A modular pipeline for geospatial remote sensing data analysis using functional data clustering techniques for oceanographic time series
The Ocean Spatiotemporal Clustering System (OSTCS) is a comprehensive geospatial remote sensing pipeline that integrates multi-mission NASA satellite data for oceanographic analysis using time series clustering techniques.
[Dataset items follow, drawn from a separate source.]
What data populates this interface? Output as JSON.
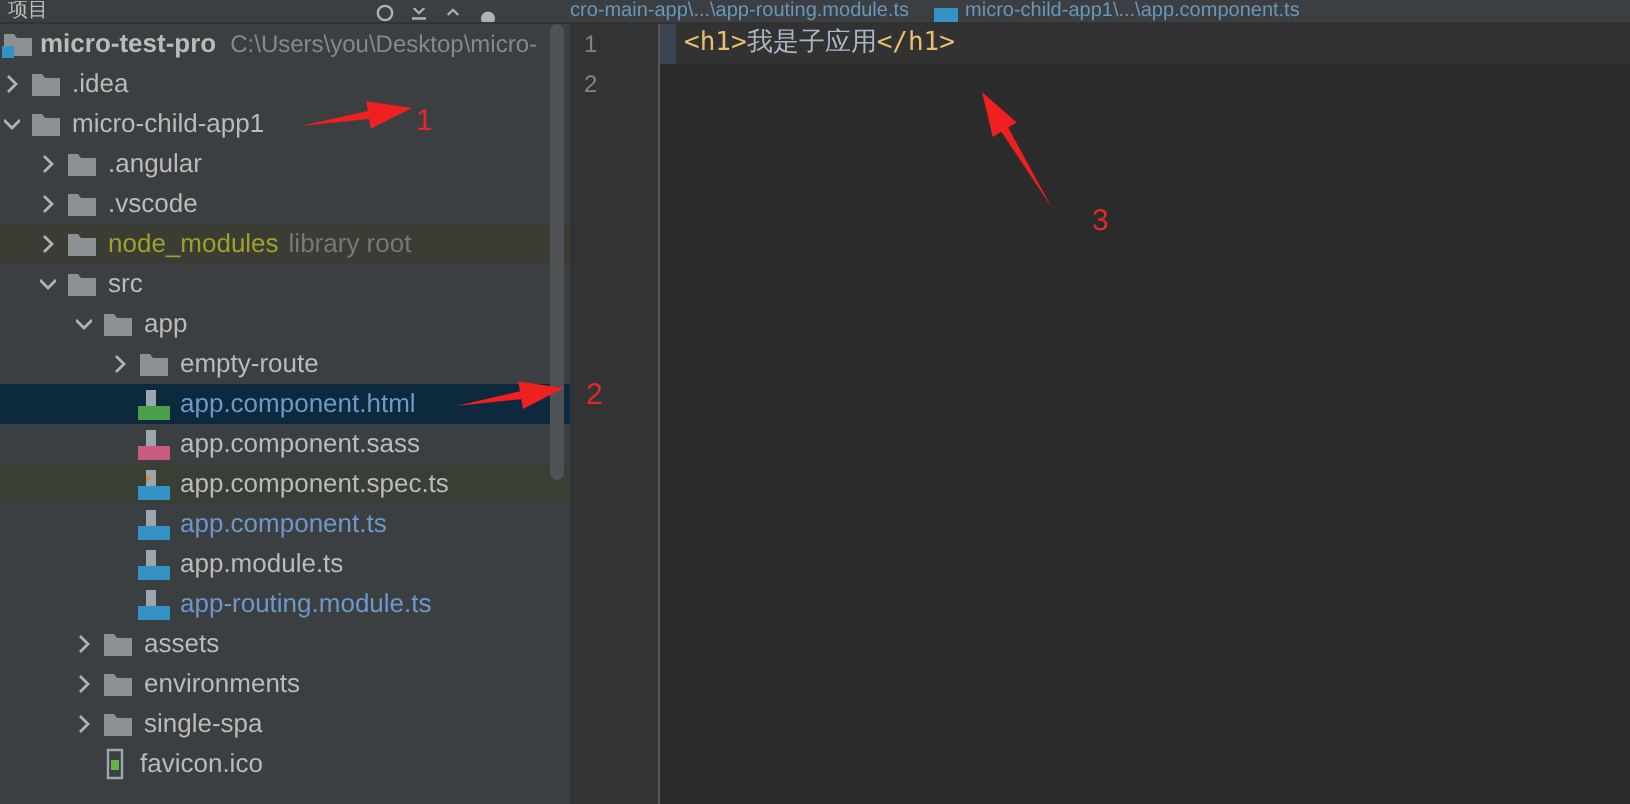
{
  "top_bar": {
    "panel_title": "项目",
    "tabs": [
      {
        "label": "cro-main-app\\...\\app-routing.module.ts"
      },
      {
        "label": "micro-child-app1\\...\\app.component.ts"
      }
    ]
  },
  "project_tree": {
    "root": {
      "name": "micro-test-pro",
      "path": "C:\\Users\\you\\Desktop\\micro-",
      "children": [
        {
          "name": ".idea",
          "kind": "folder",
          "expanded": false,
          "selected": false
        },
        {
          "name": "micro-child-app1",
          "kind": "folder",
          "expanded": true,
          "selected": false,
          "children": [
            {
              "name": ".angular",
              "kind": "folder",
              "expanded": false,
              "selected": false
            },
            {
              "name": ".vscode",
              "kind": "folder",
              "expanded": false,
              "selected": false
            },
            {
              "name": "node_modules",
              "kind": "library",
              "note": "library root",
              "expanded": false,
              "selected": false
            },
            {
              "name": "src",
              "kind": "folder",
              "expanded": true,
              "selected": false,
              "children": [
                {
                  "name": "app",
                  "kind": "folder",
                  "expanded": true,
                  "selected": false,
                  "children": [
                    {
                      "name": "empty-route",
                      "kind": "folder",
                      "expanded": false,
                      "selected": false
                    },
                    {
                      "name": "app.component.html",
                      "kind": "html",
                      "modified": true,
                      "selected": true
                    },
                    {
                      "name": "app.component.sass",
                      "kind": "sass",
                      "modified": false,
                      "selected": false
                    },
                    {
                      "name": "app.component.spec.ts",
                      "kind": "spec",
                      "modified": false,
                      "selected": false
                    },
                    {
                      "name": "app.component.ts",
                      "kind": "ts",
                      "modified": true,
                      "selected": false
                    },
                    {
                      "name": "app.module.ts",
                      "kind": "ts",
                      "modified": false,
                      "selected": false
                    },
                    {
                      "name": "app-routing.module.ts",
                      "kind": "ts",
                      "modified": true,
                      "selected": false
                    }
                  ]
                },
                {
                  "name": "assets",
                  "kind": "folder",
                  "expanded": false,
                  "selected": false
                },
                {
                  "name": "environments",
                  "kind": "folder",
                  "expanded": false,
                  "selected": false
                },
                {
                  "name": "single-spa",
                  "kind": "folder",
                  "expanded": false,
                  "selected": false
                },
                {
                  "name": "favicon.ico",
                  "kind": "ico",
                  "modified": false,
                  "selected": false
                }
              ]
            }
          ]
        }
      ]
    }
  },
  "editor": {
    "lines": [
      {
        "number": "1",
        "current": true,
        "tokens": [
          {
            "kind": "tag",
            "text": "<h1>"
          },
          {
            "kind": "text",
            "text": "我是子应用"
          },
          {
            "kind": "tag",
            "text": "</h1>"
          }
        ]
      },
      {
        "number": "2"
      }
    ]
  },
  "annotations": [
    {
      "label": "1"
    },
    {
      "label": "2"
    },
    {
      "label": "3"
    }
  ]
}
The system implements functional data clustering via hypothesis testing k-means (Zambom et al., 2019) adapted for remote sensing applications, processing decade long satellite datasets (2015-2025) to identify temporal patterns independent of spatial location before mapping results geographically.
Developed at NASA JPL, OSTCS supports Earth science missions including SMAP (sea surface salinity), AQUA/MODIS (chlorophyll-a), and OSTIA (sea surface temperature) for operational oceanography research across four major coastal regions: Gulf of Mexico, Caribbean, California Current, and Pacific Northwest.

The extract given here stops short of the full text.